Even in the roster fiddling you could begin to see cracks developing.  Most of these players were highly regarded in one aspect of the game or another but none were anywhere near well-rounded.  You could have offense or defense, not both.  Throwing a Chris Dudley-Dale Davis frontcourt out there was going to severely inhibit your scoring even as it helped your rebounding and interior defense.  Derek Anderson and Damon Stoudamire didn't exactly make an imposing defensive pair.  On top of that Portland brought in a players' coach but then promptly turned around and acquired a bunch of players who were all but uncoachable.  Patterson, Anderson, and Randolph would all have issues in ensuing years.  Davis was souring by the day.  Shawn Kemp was getting paid approximately $3 million per point averaged at this point and would become just as big of a burden to team reliability as he was on the balance books.  Bonzi Wells and Rasheed Wallace, the foundation on which the team was built, were forming a toxic combination off the court and in the locker room.  Damon Stoudamire was in the midst of what would later be revealed as drug problems.  Veteran Scottie Pippen, used to playing high-level ball on composed teams, threw up his hands in disgust and prepared to walk.  The roster's only claim to legitimacy would turn out to be sporting a future NBA GM and a potential Oregon Governor.

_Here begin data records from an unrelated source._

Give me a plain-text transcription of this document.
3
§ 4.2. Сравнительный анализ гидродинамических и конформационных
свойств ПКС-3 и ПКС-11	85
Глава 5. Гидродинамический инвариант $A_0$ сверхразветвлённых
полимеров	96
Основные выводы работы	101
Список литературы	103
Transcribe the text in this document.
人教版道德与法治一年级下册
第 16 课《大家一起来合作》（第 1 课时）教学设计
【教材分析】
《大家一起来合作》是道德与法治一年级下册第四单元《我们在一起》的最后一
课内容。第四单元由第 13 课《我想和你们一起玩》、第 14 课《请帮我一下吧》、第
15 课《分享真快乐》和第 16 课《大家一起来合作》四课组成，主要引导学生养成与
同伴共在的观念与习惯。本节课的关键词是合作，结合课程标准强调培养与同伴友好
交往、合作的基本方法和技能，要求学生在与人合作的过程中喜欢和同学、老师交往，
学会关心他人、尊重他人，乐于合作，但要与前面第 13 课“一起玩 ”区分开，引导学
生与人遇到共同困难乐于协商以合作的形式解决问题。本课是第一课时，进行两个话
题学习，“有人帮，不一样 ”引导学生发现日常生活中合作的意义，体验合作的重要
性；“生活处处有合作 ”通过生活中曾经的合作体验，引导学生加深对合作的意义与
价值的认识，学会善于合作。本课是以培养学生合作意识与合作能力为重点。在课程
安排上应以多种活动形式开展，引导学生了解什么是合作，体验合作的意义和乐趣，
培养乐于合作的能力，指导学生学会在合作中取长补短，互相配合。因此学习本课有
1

Another telling blow came when Arvydas Sabonis, perhaps tired of the grind, feeling age or injuries, or smarting from a simmering feud that had erupted the prior season with a public towel-lashing from Rasheed Wallace during a timeout, opted to retire.  Dudley was a fine defensive player but no substitute in size, passing ability, or offensive floor-spreading.  Sabonis provided a quiet continuity on offense that the Blazers would spend most of a season trying to recapture.

These roster cracks became evident immediately on the floor.  Portland started with a tough schedule and emerged 1-3 after four games.  It would take until the 41st game of the season for the team to emerge from the .500 doldrums.  Past years had seen rough patches but this was disastrous by previous standards.  Nobody outside of Wallace and Wells was scoring.   The offense was still good but the defense had slipped from decent to mediocre.  Players were struggling in new roles.  Coaches were struggling to keep everyone happy, or at least on the same page.

The season began to look up as spring arrived.  After going 20-20 in the first 40 games the team finally established some on-court chemistry and firm roles, leading to a 29-13 finish.  When all was said and done the record was only 1 game worse than the season before.  Wallace and Wells both averaged what would turn out to be their career highs in the season.  Ruben Patterson was getting after it.  Damon Stoudamire was logging his best season so far as a Blazer.  It began to look as if this season could be an inversion of the last:  start mediocre and finish strong on into the playoffs instead of the reverse.

Unfortunately the 49-win performance placed Portland in 6th place in the conference...exactly the correct position to draw the 2nd-place Los Angeles L*kers in the first round of the playoffs.  To Portland's credit they did manage to make the home game close, losing by only 1.  It was the first time in five tries they had managed to lose by less than a double-digit margin.  But it was still a loss...one in which the team shot 38% and was only saved by a strong rebounding performance.  After the second consecutive sweep at the hands of L.A. nobody was banking on much of a rebound for this roster.  The Blazers were in deep.  At that time nobody knew just how deep.  But they wouldn't find out until the team had one, last brief playoff "hurrah".